First of all, I would like to apologize for not posting for the last two weeks. My pain has been pretty overwhelming, so I have been sidelined despite best intentions to publish. As promised, here’s the first of several planned pain management posts.
My Dad is presently heading back to Asia from what I not-so-jokingly call his World Pain Tour.
Earlier this summer Dad decided he needed to set aside, temporarily, his global investigation of innovative research on SCI motor function recovery. Consequently, he’s been working recently to get a better understanding of the severe neuropathic pain that afflicts approximately 15% of SCI survivors – notably including me!
Unfortunately, pain research involves a very different branch of neuroscience, say than stem cell research, so Dad had to basically start from scratch.
First he met with Professor Chi Wai Cheung at the University of Hong Kong, where Dr. Cheung heads up the new interdisciplinary Laboratory and Clinical Research Institute for Pain Management.
And then Dad headed off over the Pacific to visit with researchers and clinicians across the U.S. Eventually, he ran out of time on this trip to call personally on leading pain investigators and clinicians in the U.K. and Europe, whom he hopes to meet in the next few months.
Nonetheless, some very interesting insights have already emerged.
The most important of Dad’s discoveries has to do with the phenomenon known as Neuroplasticity and the possibility that I am unlikely to attain relief from persistent severe pain until we figure out how to re-map my brain!
This is because once the spinal cord and brain have been under sustained pain-generating pressure from an injury, it appears the “pain memory” can imprint such that severe pain remains even after the original source of the pain is removed.
In my case, think about the large arachnoid cyst mashing my spinal cord back into the sensory neurons of the dorsal root ganglia. For more than a year the increasing pressure tormented me, and then on May 14th my cyst is suddenly removed, but the pain remains. Big disappointment, for sure, but in recent years neuroscientists have discovered that all sorts of neuronal functions, including pain memory, can be manipulated and changed beneficially.
Or think about the so-called “phantom pain” experienced by seriously injured soldiers … like the double-amputee complaining of severe knee pain.
Even such a thing as a “brain map” may come across to some of my readers as pretty far-out thinking, let alone the idea of trying to re-draw my own brain map to manipulate the functions of some of the 100 billion neurons inside my skull.
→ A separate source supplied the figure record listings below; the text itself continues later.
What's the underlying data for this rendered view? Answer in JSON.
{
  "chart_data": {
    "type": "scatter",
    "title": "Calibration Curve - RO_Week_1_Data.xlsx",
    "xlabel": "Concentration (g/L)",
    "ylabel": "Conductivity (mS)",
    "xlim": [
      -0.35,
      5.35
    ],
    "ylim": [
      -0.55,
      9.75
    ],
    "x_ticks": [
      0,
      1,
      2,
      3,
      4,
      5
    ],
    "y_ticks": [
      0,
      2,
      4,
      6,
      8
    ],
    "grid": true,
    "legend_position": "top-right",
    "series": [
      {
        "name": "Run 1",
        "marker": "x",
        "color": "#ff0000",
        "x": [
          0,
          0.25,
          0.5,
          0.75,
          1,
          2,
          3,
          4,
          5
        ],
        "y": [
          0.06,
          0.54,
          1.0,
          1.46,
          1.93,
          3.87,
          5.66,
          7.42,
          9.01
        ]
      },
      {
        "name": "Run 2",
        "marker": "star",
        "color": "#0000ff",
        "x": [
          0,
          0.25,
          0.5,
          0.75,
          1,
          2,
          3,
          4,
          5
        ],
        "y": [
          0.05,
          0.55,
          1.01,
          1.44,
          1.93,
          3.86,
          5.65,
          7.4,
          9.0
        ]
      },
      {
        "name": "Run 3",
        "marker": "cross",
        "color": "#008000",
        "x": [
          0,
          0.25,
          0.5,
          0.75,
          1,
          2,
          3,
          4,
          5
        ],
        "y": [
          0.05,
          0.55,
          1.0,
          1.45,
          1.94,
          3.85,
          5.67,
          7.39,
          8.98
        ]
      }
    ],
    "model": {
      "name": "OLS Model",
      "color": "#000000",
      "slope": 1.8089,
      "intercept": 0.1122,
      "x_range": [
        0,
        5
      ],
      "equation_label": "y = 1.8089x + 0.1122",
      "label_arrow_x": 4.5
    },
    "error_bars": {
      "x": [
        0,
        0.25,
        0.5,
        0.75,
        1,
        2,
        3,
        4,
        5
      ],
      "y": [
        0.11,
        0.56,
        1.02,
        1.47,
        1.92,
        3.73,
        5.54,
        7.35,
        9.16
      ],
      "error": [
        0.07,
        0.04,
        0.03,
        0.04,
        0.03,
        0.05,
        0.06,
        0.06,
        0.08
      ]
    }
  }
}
But for readers who may be interested in this, I can recommend an astonishing book that I just finished reading. It’s titled “The Brain That Changes Itself” by Norman Doidge. And it’s very well-written for a non-technical audience.
Anyway, while I grapple with ways to handle intermittent pain break-out crises (more on these drug-based options in an upcoming post) Dad and I will be assessing a diverse menu of brain-mapping options. Already these range from the Qigong breathing techniques of Traditional Chinese Medicine … to modern hypnotherapy technique … to computer-based “games” designed by neuroscientists to alter how neurons “fire together to wire together” … and on our radar is also the short-term (6-week) use of Lithium carbonate that was the subject of a double-blind clinical trial led here in China a couple of years ago by Rutgers Professor Wise Young.
Dad once reminded me that humans think with ideas rather than with information. And while he has already managed to gather up a lot of new information related to pain management strategies, the crown jewel of his current trip seems to have actually been an idea.
And that idea is that the pain being registered by my brain is likely to have resulted from neurons wiring together to encode an exaggerated pain message that can itself be changed. Indeed, recent research suggests the prospects of being able to remap my brain, without drugs, to alter its pain memory look quite promising.
While this is admittedly leading-edge stuff, Albert Einstein is said to have defined insanity as doing the same thing over-and-over again while expecting a different outcome … sometimes referred to as a “hope spree” in the trading world. So the way forward seems to exclude hope sprees as well as insanity … rather, innovation looks to be what’s needed to reduce my pain enough that I’ll be able to get on with a productive life.